Rahmetli Babam’dan dinlemiştim. Bir mahkemede görülmekte olan bir duruşmaya “şahid” sıfatıyla çağrılmış. Duruşmaya girmiş, ifade vermeye başlamadan önce usulen yemin etmesi istenmiş. Babam; “Ben yeminimi bozmadım ki tekrar edeyim” demiş. Mahkeme Hakimi “Hangi yemin?” diye sorunca, Babam demiş ki; “Bundan yirmi yıl önce asker ocağında doğruluktan ayrılmayacağımıza dair toplu halde yemin etmiştik. Ben bu yeminime sadık kaldım ve hep sadık kalacağım” Bu samimi beyan karşısında Hakim, Babamın usulen yemin vermesine gerek görmemiş. İşte istikamet olmaya tipik bir örnek diyerek bu hatıramı naklettim.

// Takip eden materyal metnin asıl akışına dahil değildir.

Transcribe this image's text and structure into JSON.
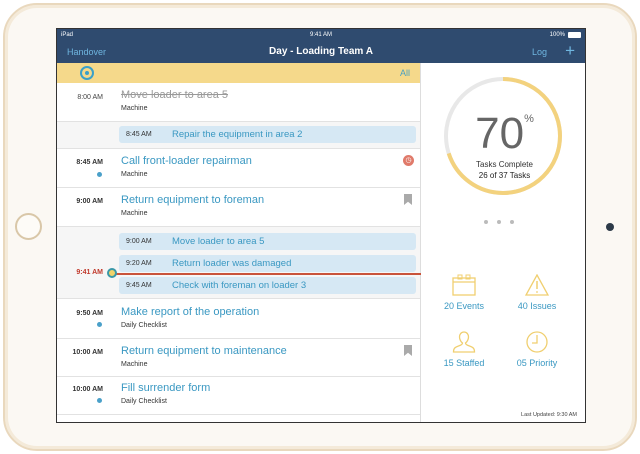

Bir ülkede devletin hakkını veya başkalarının haklarını hazmetmek veya gaspetmek için hile ve desise kullanmak; devlet kasasına anahtar uydurmak işgüzarlık sayılmaktaysa… Nerede vicdan ve nerede istikamet? Ve şeriat deyip de hile-yi şeriye yoluna sapılmışsa nerede Müslümanlık davası?
Namaz kılıp oruç tutup da dünya menfaatine, para işine gelince doğruluk göstermeyen, hile-yi şeriye yapanlar (Emrolunduğun gibi istikamet et!) ayetine aykırı hareket etmiş olur ki, vicdani imtihandan geçmeyip “ebedi Cennet!” müjdesine de uzak düşerler.
Günde kırk defa okuduğumuz bir ayetin manasından da habersiz yaşıyorsak vay bizim halimize..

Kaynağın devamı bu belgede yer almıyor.